GayandRight

My name is Fred and I am a gay conservative living in Ottawa. This blog supports limited government, the right of the State of Israel to live in peace and security, and tries to expose the threat to us all from cultural relativism, post-modernism, and radical Islam. I am also the founder of the Free Thinking Film Society in Ottawa (www.freethinkingfilms.com)

Monday, October 10, 2005

Is Iran going to be playing chicken with the US?

Amir Taheri looks at some recent statements from some of Iran's new revolutionaries.
Having secured most key positions in the past few months, the new generation of Iran's Islamic revolutionaries is now invited to prepare for playing "chicken" with the United States.

"The Satanic powers want to play chicken with us," says Gen. Muhammad Hijazi, the man in charge of the Islamic army's office of war preparation. "We must show that we are eagles."

The idea that the Islamic Republic faces a game of "chicken" against the West was publicized last month by Ali Larijani, the new "security czar" in President Mahmoud Ahmadinejad's administration. But the man who first came up with the analysis is Hassan Abbasi who has emerged as Ahmadinejad's chief strategic guru.

Abbasi heads the Center for Security Doctrines Research of the Islamic Revolutionary Guard Corps (RGC). His friends call him "The Kissinger of Islam", after Henry Kissinger who served as US secretary of state in the 1970s.
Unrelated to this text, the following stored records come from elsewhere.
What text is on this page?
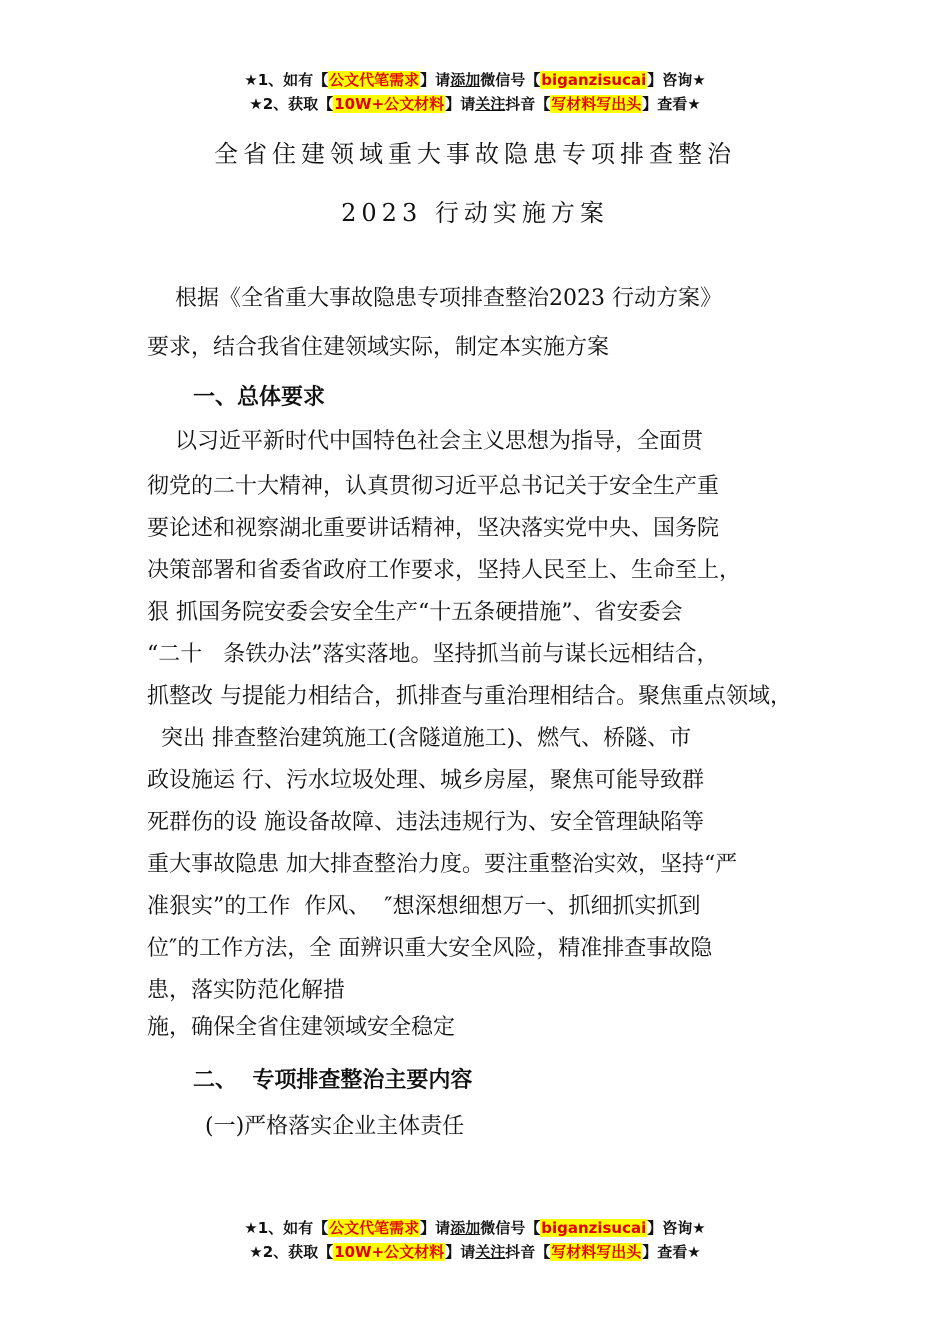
★1、如有【公文代笔需求】请添加微信号【biganzisucai】咨询★
★2、获取【10W+公文材料】请关注抖音【写材料写出头】查看★
全省住建领域重大事故隐患专项排查整治
2023 行动实施方案
根据《全省重大事故隐患专项排查整治2023 行动方案》
要求，结合我省住建领域实际，制定本实施方案
一、总体要求
以习近平新时代中国特色社会主义思想为指导，全面贯
彻党的二十大精神，认真贯彻习近平总书记关于安全生产重
要论述和视察湖北重要讲话精神，坚决落实党中央、国务院
决策部署和省委省政府工作要求，坚持人民至上、生命至上，
狠 抓国务院安委会安全生产“十五条硬措施”、省安委会
“二十   条铁办法”落实落地。坚持抓当前与谋长远相结合，
抓整改 与提能力相结合，抓排查与重治理相结合。聚焦重点领域，
突出 排查整治建筑施工(含隧道施工)、燃气、桥隧、市
政设施运 行、污水垃圾处理、城乡房屋，聚焦可能导致群
死群伤的设 施设备故障、违法违规行为、安全管理缺陷等
重大事故隐患 加大排查整治力度。要注重整治实效，坚持“严
准狠实”的工作  作风、  ″想深想细想万一、抓细抓实抓到
位″的工作方法，全 面辨识重大安全风险，精准排查事故隐
患，落实防范化解措
施，确保全省住建领域安全稳定
二、  专项排查整治主要内容
(一)严格落实企业主体责任
★1、如有【公文代笔需求】请添加微信号【biganzisucai】咨询★
★2、获取【10W+公文材料】请关注抖音【写材料写出头】查看★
"To Iran's new ruling elite, Abbasi is the big strategic brain," says a European diplomat in Tehran. "More and more officials quote him in meetings with foreign diplomats."

According to Tehran sources, Abbasi is the architect of the so-called "war preparation plan" currently under way in Iran.

Last month Abbasi presented an outline of his analysis in a lecture at the Teachers Training Faculty in Karaj, west of Tehran.

The lecture merits attention because it offers an insight into the way the new leadership in Tehran approaches issues of international politics.

According to Abbasi, the global balance of power is in a state of flux and every nation should fight for a place in a future equilibrium. The Western powers, especially the United States, still wield immense military and economic power that "looks formidable on paper." But they are unable to use that power because their populations have become "risk-averse."

"The Western man today has no stomach for a fight," Abbasi says. "This phenomenon is not new: All empires produce this type of man, the self-centered, materialist, and risk-averse man."